Pemuda di Banyuwangi Hilangkan Ketergantungan Napza dengan Terapi Musik
                
            
                Dini Anggraini (20) lalu meliuk-liukkan tangannya, tubuh berlenggak-lenggok mengiringi musik. Lalu, seorang pria memakai topeng barong mendekatinya, menari bersama.
"Kami latihan ini, karena besok ada yang tanggapan (panggilan) untuk acara sunatan," kata pria yang menjadi penabuh gendang kesenian tradisional tersebut.

Sanggar Seni Damar Kawitan Satrio Toto Sembodo di Desa Gitik Banyuwangi. (Foto: iNews.id/AM Ikhbal)
Kelompok kesenian asal Desa Gitik, Kecamatan Regojampi, Kabupaten Banyuwangi, Jawa Timur (Jatim) ini tergabung dalam sanggar seni Damar Kawitan Satrio Toto Sembodo.
Siapa sangka orang-orang di balik panggung karpet merah ini dulunya merupakan pecandu narkoba. Mereka tampak normal seperti penggiat seni tradisional pada umumnya, mereka sembuh total berkat menyibukkan diri bermusik.
"Iya dulu saya pakai obat selama tiga tahun. Tidak ada rehabilitasi, hanya sibuk main musik saja," ujar pemuda berusia 22 tahun ini.
Mengapa bisa berhenti? Kata dia, lantaran sibuk menghafal not musik, sehingga rasa candu bisa dialihkan ke hal-hal lain. Motivasi lainnya, bila dapat panggilan, mereka dapat uang, sedangkan beli obat-obatan hanya buang-buang uang.
Sanggar Damar Kawitan Satrio Toto Sembodo diinisiasi oleh bekas pecandu narkotik, Mulyono (37). Dia berhasil sembuh juga karena mengalihkan rasa ketergantungannya lewat seni.

Mulyono, pemilik sanggar yang juga membantu remaja di desanya mengalihkan ketergantungan Napza. (Foto: iNews.id/AM Ikhbal).
"Makanya saya mau ajak adik-adik bekas pemakai ini untuk ikut berkreasi. Kalau saya dulu suka membuat kesenian barong, mereka lebih cocok untuk pentas," ujar Mulyono.
Kegiatan yang digagas sejak 2017 ini, sudah mengumpulkan 10 orang anggota. Semua anak didiknya merupakan bocah-bocah yang dulunya bermasalah, mulai dari pengguna narkoba, tukang mabuk miras, hingga yang mengalami depresi.
"Kami juga dinaungi Puskesmas Gitik untuk proses pemulihan anak-anak," katanya.
Pihak puskesmas awalnya memberikan terapi berkala, mulai dari mengurangi dosis obat yang dikonsumsi, meminimalisasi intensitas pemakaian obat, sampai mengalihkan hasrat mereka mengonsumsi obat-obatan.

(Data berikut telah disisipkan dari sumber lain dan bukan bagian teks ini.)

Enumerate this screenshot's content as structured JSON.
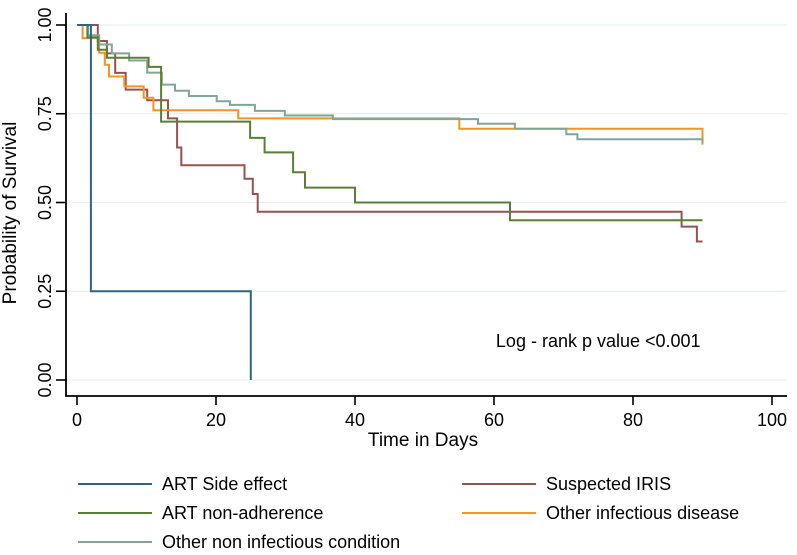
{
  "chart_data": {
    "type": "line",
    "subtype": "kaplan_meier_step",
    "title": "",
    "xlabel": "Time in Days",
    "ylabel": "Probability of Survival",
    "xlim": [
      0,
      100
    ],
    "ylim": [
      0.0,
      1.0
    ],
    "xticks": [
      "0",
      "20",
      "40",
      "60",
      "80",
      "100"
    ],
    "xtick_values": [
      0,
      20,
      40,
      60,
      80,
      100
    ],
    "yticks": [
      "0.00",
      "0.25",
      "0.50",
      "0.75",
      "1.00"
    ],
    "ytick_values": [
      0,
      0.25,
      0.5,
      0.75,
      1
    ],
    "grid": true,
    "legend_position": "below",
    "annotation": {
      "text": "Log - rank p value <0.001",
      "x_day": 75,
      "y_prob": 0.11
    },
    "colors": {
      "axis": "#000000",
      "gridline": "#e6f1ee",
      "background": "#ffffff"
    },
    "series": [
      {
        "name": "ART Side effect",
        "color": "#2e6484",
        "points": [
          [
            0,
            1.0
          ],
          [
            2,
            0.25
          ],
          [
            25,
            0.0
          ]
        ]
      },
      {
        "name": "Suspected IRIS",
        "color": "#99514e",
        "points": [
          [
            0,
            1.0
          ],
          [
            3,
            0.955
          ],
          [
            4.3,
            0.92
          ],
          [
            5.5,
            0.865
          ],
          [
            7,
            0.818
          ],
          [
            10.1,
            0.788
          ],
          [
            13.1,
            0.737
          ],
          [
            14.4,
            0.655
          ],
          [
            15,
            0.605
          ],
          [
            24.1,
            0.567
          ],
          [
            25.3,
            0.524
          ],
          [
            26,
            0.474
          ],
          [
            87,
            0.432
          ],
          [
            89.2,
            0.39
          ],
          [
            90,
            0.39
          ]
        ]
      },
      {
        "name": "ART non-adherence",
        "color": "#5a7f33",
        "points": [
          [
            0,
            1.0
          ],
          [
            1.5,
            0.965
          ],
          [
            3,
            0.93
          ],
          [
            4.3,
            0.908
          ],
          [
            10.3,
            0.882
          ],
          [
            12.1,
            0.728
          ],
          [
            24.9,
            0.682
          ],
          [
            27,
            0.641
          ],
          [
            31.1,
            0.585
          ],
          [
            32.8,
            0.542
          ],
          [
            40,
            0.5
          ],
          [
            62.3,
            0.45
          ],
          [
            90,
            0.45
          ]
        ]
      },
      {
        "name": "Other infectious disease",
        "color": "#f5941e",
        "points": [
          [
            0,
            1.0
          ],
          [
            0.8,
            0.963
          ],
          [
            3.2,
            0.922
          ],
          [
            4,
            0.888
          ],
          [
            4.6,
            0.855
          ],
          [
            6.8,
            0.827
          ],
          [
            9.6,
            0.795
          ],
          [
            11,
            0.76
          ],
          [
            23.2,
            0.737
          ],
          [
            55,
            0.708
          ],
          [
            90,
            0.663
          ]
        ]
      },
      {
        "name": "Other non infectious condition",
        "color": "#7fa696",
        "points": [
          [
            0,
            1.0
          ],
          [
            1.6,
            0.971
          ],
          [
            3.2,
            0.945
          ],
          [
            5,
            0.92
          ],
          [
            7.5,
            0.9
          ],
          [
            10.1,
            0.866
          ],
          [
            12.2,
            0.832
          ],
          [
            14.1,
            0.815
          ],
          [
            16.1,
            0.8
          ],
          [
            20.1,
            0.785
          ],
          [
            22,
            0.775
          ],
          [
            25.6,
            0.758
          ],
          [
            29.9,
            0.745
          ],
          [
            36.8,
            0.735
          ],
          [
            57.7,
            0.722
          ],
          [
            63,
            0.708
          ],
          [
            70.4,
            0.692
          ],
          [
            72,
            0.678
          ],
          [
            90,
            0.668
          ]
        ]
      }
    ],
    "draw_order": [
      1,
      3,
      4,
      2,
      0
    ]
  }
}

Kepala Bidang Program Kesehatan Jiwa Masyarakat Puskesmas Gitik, Eko Budi Cahyono mengatakan, kelompok seni dari sanggar milik Mulyono sudah mulai aktif sejak dua tahun lalu.
"Mereka sekarang ramai tanggapan buat sunatan atau acara resepsi pernikahan," kata Eko.

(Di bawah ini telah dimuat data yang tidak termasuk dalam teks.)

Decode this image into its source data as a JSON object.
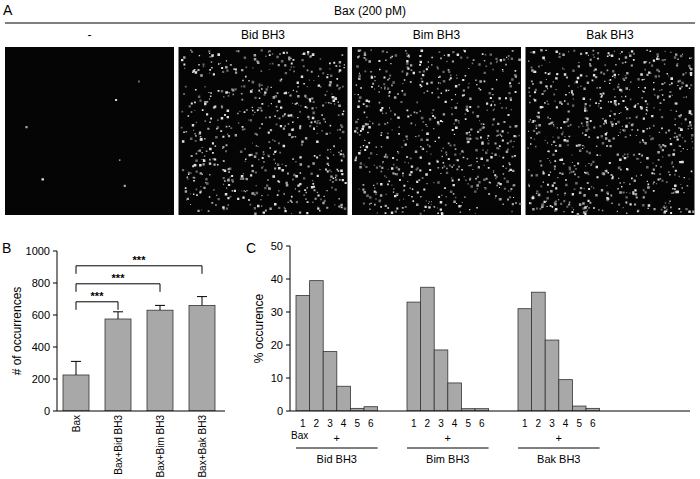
{
  "chart_data": [
    {
      "type": "image",
      "label": "A",
      "title": "Bax (200 pM)",
      "categories": [
        "-",
        "Bid BH3",
        "Bim BH3",
        "Bak BH3"
      ]
    },
    {
      "type": "bar",
      "label": "B",
      "categories": [
        "Bax",
        "Bax+Bid BH3",
        "Bax+Bim BH3",
        "Bax+Bak BH3"
      ],
      "values": [
        225,
        575,
        630,
        660
      ],
      "errors": [
        85,
        45,
        30,
        55
      ],
      "color": "#a8a8a8",
      "ylabel": "# of occurrences",
      "ylim": [
        0,
        1000
      ],
      "yticks": [
        0,
        200,
        400,
        600,
        800,
        1000
      ],
      "comparisons": [
        {
          "from": 0,
          "to": 1,
          "label": "***"
        },
        {
          "from": 0,
          "to": 2,
          "label": "***"
        },
        {
          "from": 0,
          "to": 3,
          "label": "***"
        }
      ]
    },
    {
      "type": "bar",
      "label": "C",
      "categories": [
        "1",
        "2",
        "3",
        "4",
        "5",
        "6"
      ],
      "series": [
        {
          "name": "Bid BH3",
          "values": [
            35,
            39.5,
            18,
            7.5,
            0.8,
            1.3
          ]
        },
        {
          "name": "Bim BH3",
          "values": [
            33,
            37.5,
            18.5,
            8.5,
            0.7,
            0.7
          ]
        },
        {
          "name": "Bak BH3",
          "values": [
            31,
            36,
            21.5,
            9.5,
            1.5,
            0.8
          ]
        }
      ],
      "color": "#a8a8a8",
      "ylabel": "% occurence",
      "ylim": [
        0,
        50
      ],
      "yticks": [
        0,
        10,
        20,
        30,
        40,
        50
      ],
      "annotations": {
        "row_label": "Bax",
        "row_mark": "+"
      }
    }
  ]
}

Pegawai Puskesmas Gitik memamerkan hasil kerajian para pemuda mantan penyalahgunaan obat-obatan terlarang. (Foto: iNews.id/AM Ikhbal).
Dia mengatakan, penanganan terhadap eks pecandu narkoba sebetulnya bisa dilakukan dengan terapi-terapi. Mereka jadi lebih menyibukkan diri, ketimbang memikirkan rasa ketergantungan terhadap obat-obatan.
"Ada terapi kerja, musik dan spiritual. Semua itu dipraktikkan langsung oleh Pak Mulyono kepada remaja-remaja eks pemakai napza," ujarnya.
Kegiatan ini juga sudah resmi, karena memiliki SK (surat keputusan) mulai dari tingkat kecamatan hingga kabupaten/kota. Kemudian, pihak puskesmas juga menggandeng warga dan perangkat desa untuk penanganan dini.
Langkah ini diambil supaya tidak ada warga yang sampai kebablasan sebagai pecandu narkotika. Jadi, bila ada keluarga yang melihat tanda-tanda tidak beres, bisa langsung melapor ke puskesmas atau perangkat desa.
"Kami juga manfaatkan grup whatapps untuk menangani warga yang mulai terlihat gejala-gejala kecanduan obat-obatan terlarang," katanya.